How would you describe your writing style?

It is literary fiction but it is not high-end, elaborate lit fiction. It is strong, emotional, muscular writing I think – people either love it or hate it!

Where do you carry out the majority of your writing?

At home, at my computer at my desk, but I have two sons aged 12 and 13 who also use it for their homework and I can never find staples or paper clips or anything I want. Now they are also going into my computer, which is a real nuisance…

What advice would you offer an aspiring writer?

It’s better to learn sooner rather than later that for every story you hear about a first-time author landing a million pound advance there are three thousand more authors out there lucky to be scraping a living. You have to really, really want to do it, and no one will be able to persuade you out of it if it’s what you want to do.

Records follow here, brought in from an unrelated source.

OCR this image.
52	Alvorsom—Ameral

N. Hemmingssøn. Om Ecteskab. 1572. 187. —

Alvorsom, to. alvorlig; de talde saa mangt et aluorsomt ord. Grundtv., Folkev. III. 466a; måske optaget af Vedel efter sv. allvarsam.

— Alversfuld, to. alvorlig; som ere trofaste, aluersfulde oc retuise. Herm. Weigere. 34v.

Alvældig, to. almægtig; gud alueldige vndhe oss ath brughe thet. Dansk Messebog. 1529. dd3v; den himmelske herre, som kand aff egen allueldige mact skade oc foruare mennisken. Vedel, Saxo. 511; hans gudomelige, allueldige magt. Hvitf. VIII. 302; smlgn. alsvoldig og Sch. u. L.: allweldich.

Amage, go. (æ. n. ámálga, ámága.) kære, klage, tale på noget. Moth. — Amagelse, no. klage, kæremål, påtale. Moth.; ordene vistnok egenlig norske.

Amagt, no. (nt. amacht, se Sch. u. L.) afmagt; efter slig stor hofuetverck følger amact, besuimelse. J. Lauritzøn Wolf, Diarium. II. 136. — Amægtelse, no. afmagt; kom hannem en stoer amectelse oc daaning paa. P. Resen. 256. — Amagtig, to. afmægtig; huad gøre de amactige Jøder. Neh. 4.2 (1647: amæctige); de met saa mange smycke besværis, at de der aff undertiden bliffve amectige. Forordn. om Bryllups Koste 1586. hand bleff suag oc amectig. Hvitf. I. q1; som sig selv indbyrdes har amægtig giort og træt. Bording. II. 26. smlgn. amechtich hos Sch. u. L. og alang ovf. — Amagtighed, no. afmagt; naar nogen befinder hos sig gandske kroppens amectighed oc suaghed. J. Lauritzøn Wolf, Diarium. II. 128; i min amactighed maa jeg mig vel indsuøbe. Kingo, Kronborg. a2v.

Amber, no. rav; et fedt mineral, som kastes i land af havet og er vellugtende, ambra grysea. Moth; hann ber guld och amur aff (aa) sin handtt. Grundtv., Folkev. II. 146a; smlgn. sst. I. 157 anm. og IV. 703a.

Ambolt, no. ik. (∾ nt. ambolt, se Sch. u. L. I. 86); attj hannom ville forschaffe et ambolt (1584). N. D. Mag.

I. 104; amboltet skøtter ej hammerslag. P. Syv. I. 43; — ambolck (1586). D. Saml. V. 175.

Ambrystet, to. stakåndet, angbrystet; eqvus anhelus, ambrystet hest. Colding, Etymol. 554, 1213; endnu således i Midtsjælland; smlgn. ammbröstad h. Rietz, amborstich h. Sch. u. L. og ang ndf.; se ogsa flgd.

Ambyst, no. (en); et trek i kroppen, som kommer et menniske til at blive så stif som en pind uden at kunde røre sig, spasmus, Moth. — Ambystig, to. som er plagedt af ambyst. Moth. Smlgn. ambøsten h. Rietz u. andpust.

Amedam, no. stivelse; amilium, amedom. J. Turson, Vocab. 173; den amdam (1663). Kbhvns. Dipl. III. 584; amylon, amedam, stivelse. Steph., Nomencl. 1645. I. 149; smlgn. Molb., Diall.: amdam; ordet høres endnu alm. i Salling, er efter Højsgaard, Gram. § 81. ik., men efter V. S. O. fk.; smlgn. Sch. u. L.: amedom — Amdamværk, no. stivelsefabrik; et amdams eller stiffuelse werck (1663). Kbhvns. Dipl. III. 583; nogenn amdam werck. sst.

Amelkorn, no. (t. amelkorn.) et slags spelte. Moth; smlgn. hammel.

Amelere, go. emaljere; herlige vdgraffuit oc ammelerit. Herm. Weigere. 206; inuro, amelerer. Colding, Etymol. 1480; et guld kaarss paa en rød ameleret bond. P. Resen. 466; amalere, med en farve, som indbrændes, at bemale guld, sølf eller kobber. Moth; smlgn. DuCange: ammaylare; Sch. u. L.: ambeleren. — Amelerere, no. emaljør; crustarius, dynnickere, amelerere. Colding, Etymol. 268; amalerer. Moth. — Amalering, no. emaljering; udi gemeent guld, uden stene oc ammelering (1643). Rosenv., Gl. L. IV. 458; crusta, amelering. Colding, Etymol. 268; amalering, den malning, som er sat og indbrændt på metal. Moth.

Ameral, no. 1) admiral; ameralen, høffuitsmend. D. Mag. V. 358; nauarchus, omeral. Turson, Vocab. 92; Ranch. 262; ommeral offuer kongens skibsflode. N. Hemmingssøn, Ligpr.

Hang in there.

Is there a book you have written but never published?

No. The Australian writer Sonya Hartnett says she is constitutionally unable to write anything for no money, and I think that’s good advice. Doris Lessing says you can never remind yourself too much that the entire publishing world would not exist except for you.

What are you working on at the moment?

A novel called My Hundred Lovers, but it is proving very, very hard to write. It will either be my masterpiece or the book I have written but never published!